Romantic and contradictory road for Westerners in India

Scene from Romantic Road

Romantic Road
Directed by Oliver McGarvey
Showing nationally as part of the 

In 2011, retired British lawyer Rupert Grey and his wife Jan set off on a driving tour of India — in a 1936 Rolls Royce that he had inherited from his father. Filmmaker Oliver McGarvey tagged along for the six-month journey across mountains, deserts, through civil war zones and bureaucratic snafus.

After a torturous, years-long crowd-funded production effort Romantic Road is the result.

The Greys had back-packed across India in the glory days of the 1960s hippie trail, smoking hashish and camping in out of the way places. Rupert Grey then made a pile of money in the British legal system while settling into a slightly eccentric existence in a picturesque English village.

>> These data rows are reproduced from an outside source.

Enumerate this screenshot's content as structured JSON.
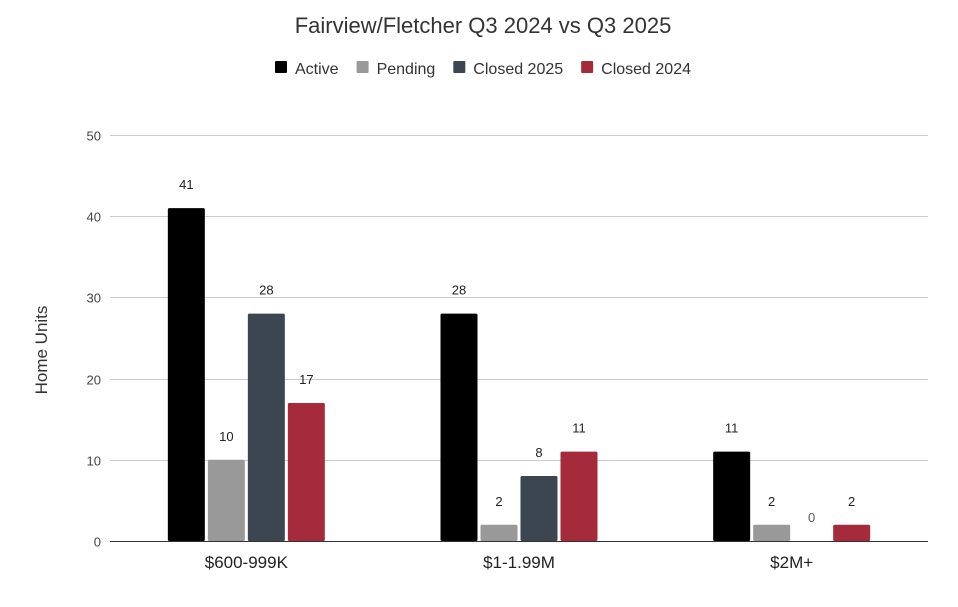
{
  "chart_data": {
    "type": "bar",
    "title": "Fairview/Fletcher Q3 2024 vs Q3 2025",
    "xlabel": "",
    "ylabel": "Home Units",
    "categories": [
      "$600-999K",
      "$1-1.99M",
      "$2M+"
    ],
    "ylim": [
      0,
      50
    ],
    "yticks": [
      "0",
      "10",
      "20",
      "30",
      "40",
      "50"
    ],
    "grid": true,
    "legend_position": "top",
    "series": [
      {
        "name": "Active",
        "color": "#000000",
        "values": [
          41,
          28,
          11
        ]
      },
      {
        "name": "Pending",
        "color": "#999999",
        "values": [
          10,
          2,
          2
        ]
      },
      {
        "name": "Closed 2025",
        "color": "#3c4650",
        "values": [
          28,
          8,
          0
        ]
      },
      {
        "name": "Closed 2024",
        "color": "#a52a3a",
        "values": [
          17,
          11,
          2
        ]
      }
    ]
  }
}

Now aging, the Greys were reliving the high times, while travelling to a civil rights-themed photography conference in Bangladesh.

The film is charming and revealing about many things.  India’s beauty, political contradictions and violent internal struggles are all on show.

Importantly, the filmmaker doesn’t hold back from exposing the privilege involved in a well-heeled English couple — even of left-leaning liberal persuasion — motoring through a nation that the British ruthlessly pillaged. Their Rolls Royce symbolises the Raj; it runs on contradictions as much as petrol.